In order for software to coordinate the sharing of data, there are special "semaphore" operations that typically read and modify a data location "atomically," where hardware guarantees that no other processor has access to the data location between the read and the modification.
Even though semaphore operations are a very small portion of the instruction mix, they cause a significant portion of the coherency traffic, including cache misses and private ownership requests. Since semaphore operations are used to support data sharing, it is likely that the data requested for a semaphore operation is currently resident in another processor. For certain types of semaphore operations, for example the Cmpxchg instruction, two coherency operations are typically required for a single semaphore operation, which is twice the amount of overhead than is desirable.
As shown in FIG. 1, a typical semaphore process utilizes a load and a Cmpxchg instruction. The Cmpxchg instruction is often used when the new value of a semaphore data is dependent on the previous value. Thus, the semaphore process will typically "load" the current value of the semaphore data, as shown at step 11, perform the computation, as shown at step 12, then issue a Cmpxchg instruction to test if the data location is private at step 13. If the test, at step 13, indicates that the data location is private, step 15 then tests if the current value of the semaphore data is the same value that was "loaded". If the test indicates that the value is the same value as "loaded," then the new value is stored into the semaphore location, at step 16. If however, the value is not the same value as "loaded," then the "condition" will indicate a bad data access, at step 17.

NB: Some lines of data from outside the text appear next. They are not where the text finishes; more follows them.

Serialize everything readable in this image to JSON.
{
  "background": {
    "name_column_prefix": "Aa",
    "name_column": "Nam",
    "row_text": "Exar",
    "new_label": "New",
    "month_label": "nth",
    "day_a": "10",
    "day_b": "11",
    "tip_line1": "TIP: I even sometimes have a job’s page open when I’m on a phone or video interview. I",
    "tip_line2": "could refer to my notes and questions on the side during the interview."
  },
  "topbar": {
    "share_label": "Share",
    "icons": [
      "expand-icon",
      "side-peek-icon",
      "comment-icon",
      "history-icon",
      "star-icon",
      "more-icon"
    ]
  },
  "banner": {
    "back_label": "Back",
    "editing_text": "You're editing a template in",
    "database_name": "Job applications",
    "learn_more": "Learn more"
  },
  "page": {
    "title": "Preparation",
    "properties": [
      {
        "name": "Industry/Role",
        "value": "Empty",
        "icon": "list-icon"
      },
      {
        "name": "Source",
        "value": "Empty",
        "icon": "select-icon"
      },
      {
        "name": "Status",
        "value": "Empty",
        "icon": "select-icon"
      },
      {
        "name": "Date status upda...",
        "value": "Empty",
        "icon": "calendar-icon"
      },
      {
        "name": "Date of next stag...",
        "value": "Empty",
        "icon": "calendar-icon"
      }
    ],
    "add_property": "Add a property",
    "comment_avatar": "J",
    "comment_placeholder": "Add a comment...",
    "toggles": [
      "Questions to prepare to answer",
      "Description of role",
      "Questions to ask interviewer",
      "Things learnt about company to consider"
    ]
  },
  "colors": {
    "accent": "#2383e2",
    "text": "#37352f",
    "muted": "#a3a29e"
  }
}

In practice, a load instruction only requires shared ownership to complete, and will request shared ownership in its coherency operation, as indicated in step 11. Later, when the Cmpxchg instruction is executed, as shown at step 13, the Cmpxchg instruction requires private ownership, so a second coherency operation must at that point be issued to complete the Cmpxchg instruction, as shown at step 14. At that time, the test at step 15 is performed to check that the current value of the semaphore data is the same value as "loaded," and the process continues as described above. Other semaphore operations may have the same problem, depending on the usage.
As shown in FIG. 2, one semaphore process implementation that addressed this problem in the past is the Load-Linked/Store-Conditional pair of instructions in the MIPS architecture. The Load-Linked instruction would gain private ownership of a cache line while satisfying the load, and mark the cache in a particular "linked" state, as shown at step 21. If after performing the computation, as shown at step 22, the accessed line stays resident in the processor's cache until the Store-Conditional instruction is executed, as shown at step 23, then the store will complete and the "condition" will indicate success at step 24.
Load-Linked/Store-Conditional semaphore process has a major disadvantage in that when there are multiple processors trying to operate on the same semaphore, another Load-Linked/Store-Conditional pair of instructions can grab the semaphore location away. Then, when the Store-Conditional test instruction is executed, as shown at step 23, the "condition" will indicate a bad data access, as shown in step 25, thereby raising the possibility that no processor will succeed in actually storing to the semaphore and causing system deadlock to occur, thus preventing forward progress.
Heretofore, processors have lacked the ability to indicate to the hardware cache the need to try and maintain private ownership. Accordingly, it is desirable to have a new instruction called "Load-Bias" which, in addition to normal load operation, requests a private copy of the data, and hints to the hardware cache to try to maintain private ownership until the next memory reference from that processor.